Jetzt fühle ich mich wesentlich besser, dank häufiger ausgetauschter Kabinenluft und anderem Luftdruck. Auch wirkt die Geräuschkulisse von Klimaanlage und Turbinensäuseln auf mich gedämpfter. Die angeblich modernste Lichttechnik hat dagegen kaum Auswirkungen, denn die meisten Zeit befinde ich mich in einer komplett abgedunkelten Röhre. Noch immer 4 Stunden und 20 Minuten bis New York.

Wann sind wir endlich da?

Ich ziehe meine Kreise und bewege mich: den einen Gang rauf, den anderen wieder runter. Beim Warten vor einer der Toiletten komme ich mit Lisa ins Gespräch. Der Smalltalk kreist um das Woher und Wohin und um die essenzielle Frage: Wie lange noch dauert dieser ewige Flug? Sie ist Bankerin und pendelt einmal im Monat zwischen dem Stadtstaat und der Wallstreet. "Der neue Nonstop-Flug spart viel Zeit, er ist sechs Stunden schneller als ein Direktflug mit Stopover", erklärt mir die Vielfliegerin.

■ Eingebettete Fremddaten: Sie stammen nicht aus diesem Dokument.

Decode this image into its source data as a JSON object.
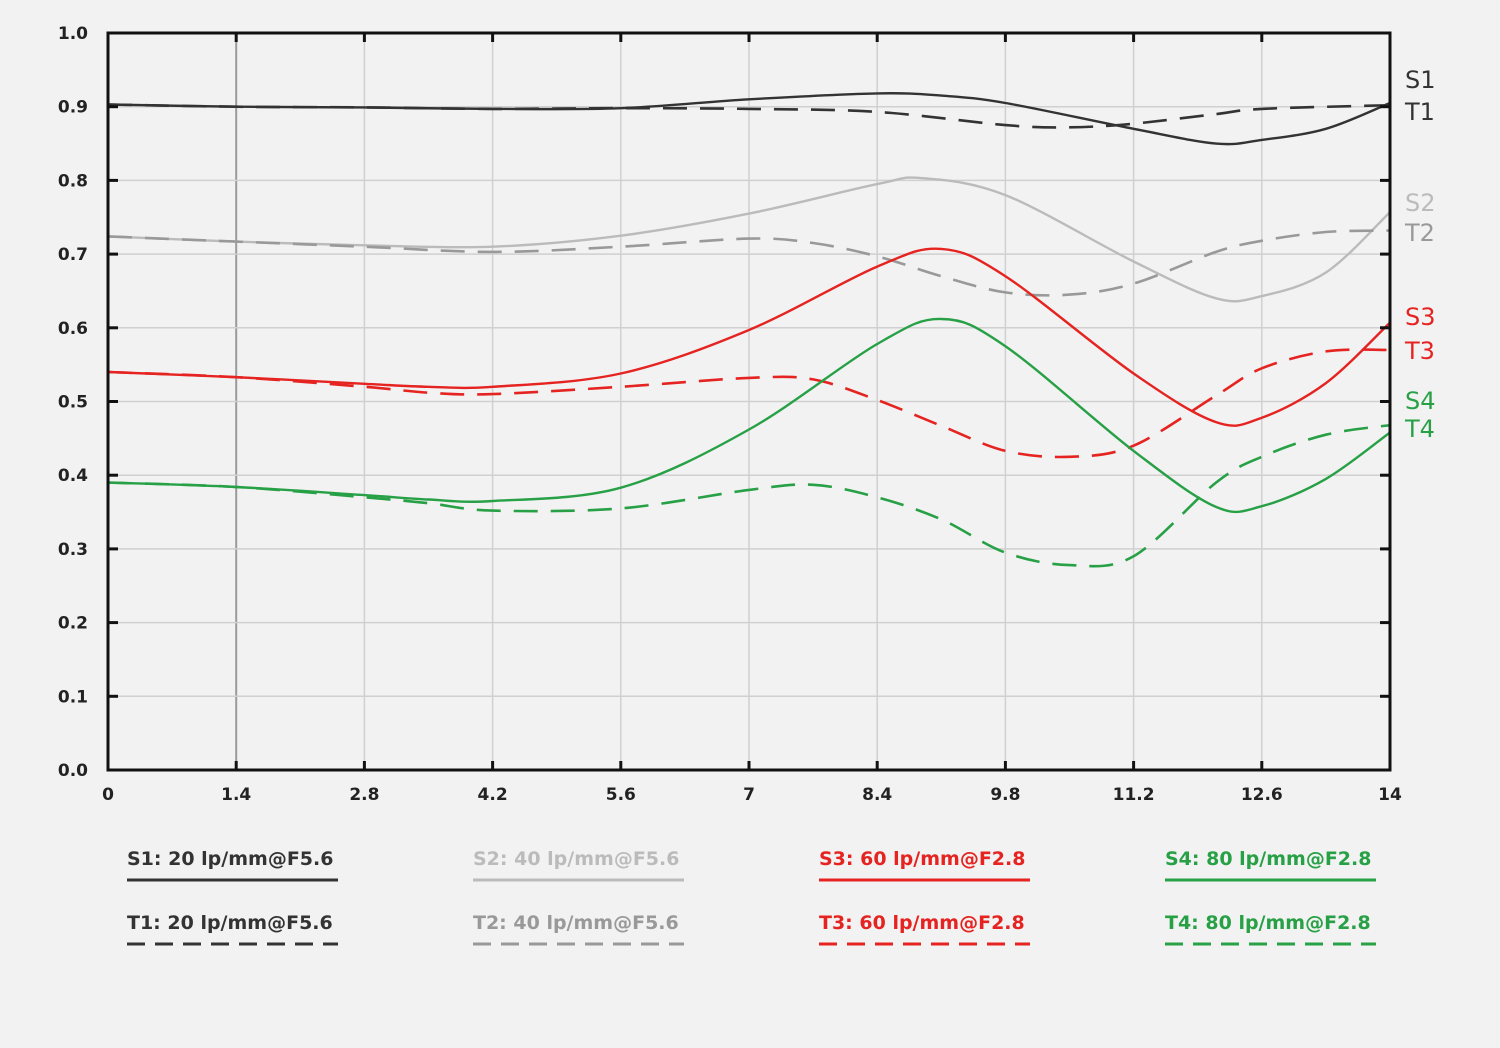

Eigentlich fühle ich mich wach, ich lese viel in meinem E-Book auf dem Tablet. Nach vielen Wassergläsern bestelle ich mir ein Bier und zwinge mich zum Schlafen, irgendwo über Kanada. Wir werden nicht nur früh, sondern durch die bis zu 275 Stundenkilometer schnellen Jetstream-Rückenwinde noch früher in Newark ankommen. Noch 3 Stunden und 5 Minuten bis New York.

Landeanflug auf New York

Ich schlafe noch einmal zwei Stunden. Nach 16 Stunden und 15 Minuten Flugzeug meldet sich der Kapitän, gibt die Wettervorhersage für New York (3 Grad Celsius) und eine Anweisung durch: "Cabin crew prepare for arrival".

 Unter uns sind wieder Lichter. Die Flugzeugnase senkt sich, wir gleiten parallel zum Hudson an der erleuchteten Skyline von Manhattan vorbei. Landeanflug auf den Newark Airport in Richtung Süden. Nach einer Flugzeit von 16 Stunden und 50 Minuten setzten wir auf.

Hier schläft noch alles. Die über Nacht geparkten Flugzeuge sind von Raureif überzogen und glänzen matt im Scheinwerferlicht. Neben zwei kleinen Propellermaschinen kommen wir am Terminal zum Stehen.

"Welcome to New York, Ladies and Gentlemen", sagt die Purserin und gibt nach einer Pause das Kommando an ihre Kollegin durch: "All doors in park."

Ich schaue auf meine Armbanduhr. Die Zeiger stehen auf 4:50 Uhr. Ich muss gar nichts verstellen, trotz der alten Singapur-Zeit. Denn zwölf Stunden beträgt der Zeitunterschied. Dort ist es bereits 16.50 Uhr.